Chi non ricorda il caso vergognoso del golden rice, arricchito di vitamina A e quindi in grado di limitare fortemente la malattia endemica del glaucoma, che su pressione di irresponsabili circoli ambientalisti diversi governi africani si sono rifiutati di distribuire alla popolazione? Studi molto autorevoli sviluppati alle Università di Monaco e di Berkeley quantificano in oltre 1.500.000 anni di vita umana quello che è andato perso tra il 2002 e il 2014 a causa della mancata diffusione del golden rice. Chi ne è responsabile? A livello globale sopratutto le associazioni Greenpeace e Sierra Club; in Italia aggiungerei Legambiente e Coldiretti. Insomma, anche nel settore dell’alimentazione i dati – quelli veri, non quelli delle associazioni ambientaliste fornitrici di bassi servizi ai politici interessati – dimostrano che mente chi sostiene che il futuro deve essere peggiore del presente; mente chi sostiene che stiamo arrivando al limite dello sviluppo possibile; mente chi sostiene essere esaurito il potenziale che la Terra ha messo e ancora metterà a disposizione della razza umana perché possa seguitare a costruire il suo progresso.

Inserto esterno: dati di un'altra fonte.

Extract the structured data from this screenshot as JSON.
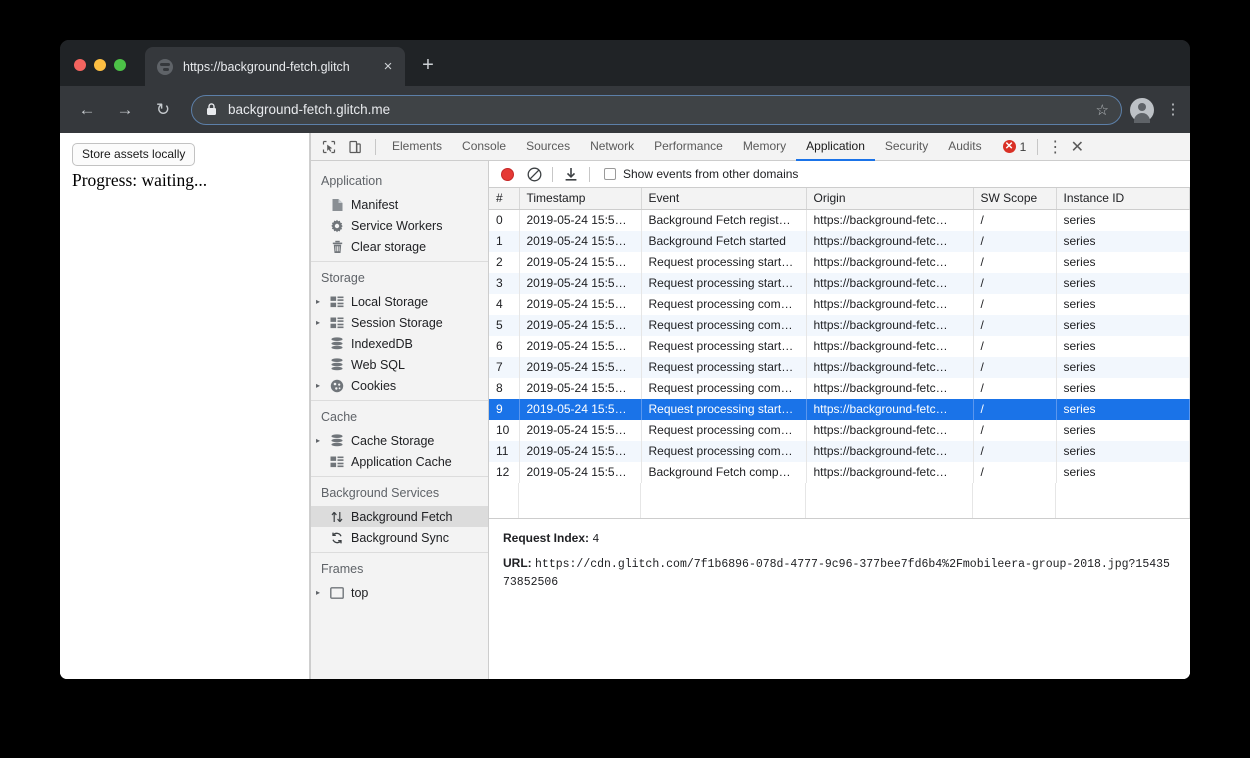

Solo conoscendo bene i mattoni e le loro caratteristiche si può costruire una buona casa: è quanto gli uomini di buona volontà cercano di fare, giorno dopo giorno, per garantire ai loro figli e ai loro nipoti, e a tutte le generazioni future, la possibilità di realizzare un futuro quale quello che il Signore ci ha destinato. Guai, però, se non sapremo rispondere dei talenti che Egli ci ha assegnato e di quanto abbiamo guadagnato investendoli: perché il futuro non ci capita addosso senza che ne siamo consapevoli, ma è quello che con le nostre forze e con l’aiuto di Dio saremo capaci di costruirci.